Прогулка под деревьями
Шрифт:
Это невинный смех, но не ангельский и не бесплотный, из всего природного мира он больше всего похож на горный поток, ручей: он выбегает навстречу, не для того, чтобы наброситься, сбить с ног, но чтобы напоить свежей водой или омыть лицо — как будто кто-то спешит обрадовать нас, восхитить; как будто разверзается вдруг каменная стена, о которую можно было размозжить себе череп, но вот оттуда забила чистая вода — словно предлагая выход: свежий, прозрачный ключ на время отменяет поиск любых других ключей.

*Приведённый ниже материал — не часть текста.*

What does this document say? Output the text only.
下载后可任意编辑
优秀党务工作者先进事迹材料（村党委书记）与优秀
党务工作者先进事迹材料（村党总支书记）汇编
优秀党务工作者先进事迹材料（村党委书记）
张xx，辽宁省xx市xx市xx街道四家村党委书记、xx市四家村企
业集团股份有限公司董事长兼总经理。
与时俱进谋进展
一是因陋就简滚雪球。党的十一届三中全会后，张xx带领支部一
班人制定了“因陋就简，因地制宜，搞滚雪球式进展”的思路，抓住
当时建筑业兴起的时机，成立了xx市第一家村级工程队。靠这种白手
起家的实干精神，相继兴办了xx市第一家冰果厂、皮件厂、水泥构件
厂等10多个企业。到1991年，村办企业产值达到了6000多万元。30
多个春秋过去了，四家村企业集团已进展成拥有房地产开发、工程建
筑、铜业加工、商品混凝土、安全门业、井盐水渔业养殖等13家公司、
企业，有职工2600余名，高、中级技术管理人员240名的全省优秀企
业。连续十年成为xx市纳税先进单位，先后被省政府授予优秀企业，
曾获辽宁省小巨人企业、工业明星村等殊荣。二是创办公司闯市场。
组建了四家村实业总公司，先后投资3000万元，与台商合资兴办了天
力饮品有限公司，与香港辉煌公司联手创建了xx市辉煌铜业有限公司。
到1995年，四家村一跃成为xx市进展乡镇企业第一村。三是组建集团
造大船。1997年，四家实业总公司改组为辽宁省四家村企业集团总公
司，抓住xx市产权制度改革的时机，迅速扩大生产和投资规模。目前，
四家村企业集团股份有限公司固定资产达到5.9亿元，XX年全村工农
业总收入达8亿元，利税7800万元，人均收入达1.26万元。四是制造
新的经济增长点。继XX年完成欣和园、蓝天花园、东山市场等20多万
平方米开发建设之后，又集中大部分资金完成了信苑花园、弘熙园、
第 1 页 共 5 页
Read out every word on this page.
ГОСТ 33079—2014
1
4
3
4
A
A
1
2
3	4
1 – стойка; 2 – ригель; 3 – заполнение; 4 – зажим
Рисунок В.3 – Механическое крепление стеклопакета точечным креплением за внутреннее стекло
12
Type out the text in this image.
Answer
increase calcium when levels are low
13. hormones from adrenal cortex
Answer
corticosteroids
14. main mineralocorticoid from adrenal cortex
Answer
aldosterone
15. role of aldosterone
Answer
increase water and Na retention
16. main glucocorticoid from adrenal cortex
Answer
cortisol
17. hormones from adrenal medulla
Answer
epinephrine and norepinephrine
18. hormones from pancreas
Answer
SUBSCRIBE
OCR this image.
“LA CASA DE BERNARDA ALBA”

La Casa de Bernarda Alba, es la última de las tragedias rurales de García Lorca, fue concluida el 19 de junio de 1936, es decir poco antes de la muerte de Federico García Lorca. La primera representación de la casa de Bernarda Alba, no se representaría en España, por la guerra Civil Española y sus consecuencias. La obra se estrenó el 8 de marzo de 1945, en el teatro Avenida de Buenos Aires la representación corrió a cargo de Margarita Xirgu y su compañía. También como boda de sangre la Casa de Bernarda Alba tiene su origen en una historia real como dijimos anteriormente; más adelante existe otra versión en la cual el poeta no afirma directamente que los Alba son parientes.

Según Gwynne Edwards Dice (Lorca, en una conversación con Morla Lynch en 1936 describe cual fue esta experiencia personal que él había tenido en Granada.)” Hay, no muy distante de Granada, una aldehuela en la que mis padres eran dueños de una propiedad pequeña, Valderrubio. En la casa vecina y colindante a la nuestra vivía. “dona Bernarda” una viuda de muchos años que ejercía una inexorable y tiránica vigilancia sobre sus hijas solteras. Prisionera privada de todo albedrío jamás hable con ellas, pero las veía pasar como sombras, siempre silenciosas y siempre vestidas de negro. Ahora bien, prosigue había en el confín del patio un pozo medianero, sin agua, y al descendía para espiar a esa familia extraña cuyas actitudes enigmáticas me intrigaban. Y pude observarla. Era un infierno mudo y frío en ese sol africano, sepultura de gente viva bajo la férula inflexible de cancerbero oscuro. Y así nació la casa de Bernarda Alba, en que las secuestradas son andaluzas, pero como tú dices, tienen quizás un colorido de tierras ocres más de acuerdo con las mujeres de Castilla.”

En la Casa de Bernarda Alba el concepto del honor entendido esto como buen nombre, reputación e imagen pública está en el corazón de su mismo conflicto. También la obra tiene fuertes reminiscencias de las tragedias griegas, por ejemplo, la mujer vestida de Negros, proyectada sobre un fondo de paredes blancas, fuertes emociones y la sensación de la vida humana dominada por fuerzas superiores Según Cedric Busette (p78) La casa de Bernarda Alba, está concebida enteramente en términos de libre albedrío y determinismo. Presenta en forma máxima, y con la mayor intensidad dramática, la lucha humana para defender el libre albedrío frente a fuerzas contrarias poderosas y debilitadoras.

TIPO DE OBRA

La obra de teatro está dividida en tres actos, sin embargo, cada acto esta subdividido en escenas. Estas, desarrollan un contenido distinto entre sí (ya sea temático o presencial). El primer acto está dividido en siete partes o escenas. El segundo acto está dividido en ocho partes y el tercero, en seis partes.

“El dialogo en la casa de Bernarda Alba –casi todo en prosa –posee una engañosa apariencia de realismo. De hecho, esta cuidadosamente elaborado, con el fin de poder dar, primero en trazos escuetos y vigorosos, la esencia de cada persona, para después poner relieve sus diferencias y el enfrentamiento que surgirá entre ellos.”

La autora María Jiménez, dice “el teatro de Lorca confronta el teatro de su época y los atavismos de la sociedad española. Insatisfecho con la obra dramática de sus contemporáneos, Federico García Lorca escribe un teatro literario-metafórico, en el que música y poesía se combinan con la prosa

В последних глубинах ада огня нет. Ад — не огонь, огонь скорее похож на тигра, его разрушения яростны и стремительны, у него тигриная шкура, когти (я помню, как однажды он напрыгнул на меня сзади), и это не самое худшее, что есть: в нем еще слишком много сияния, крови. Он похож на орду дикарей, с которыми можно сражаться — и даже
В детстве, среди множества других книг, я прочел «Белого Клыка»; помню, что тогда мне не понравился мир, почти лишенный растительности, рек, жилищ, с чистыми и пустыми пространствами, бледным солнцем и всем этим холодом, льдом, белизной. Кажется, больше я не прочел ни одной книги о приключениях за полярным кругом. Разве что в памяти маячила «Занимательная астрономия» Фламмариона, где, наряду с другими причинами возможной гибели Вселенной, изображалась смерть от оледенения — пещера, полная скелетами.
Но за последние годы, не по доброй воле, а просто читая книги, иногда — по чистой случайности, я вынужден был проделать мысленное путешествие по холодным трактам, навстречу все более нестерпимым холодам, от которых милосердная судьба оберегала меня в реальности.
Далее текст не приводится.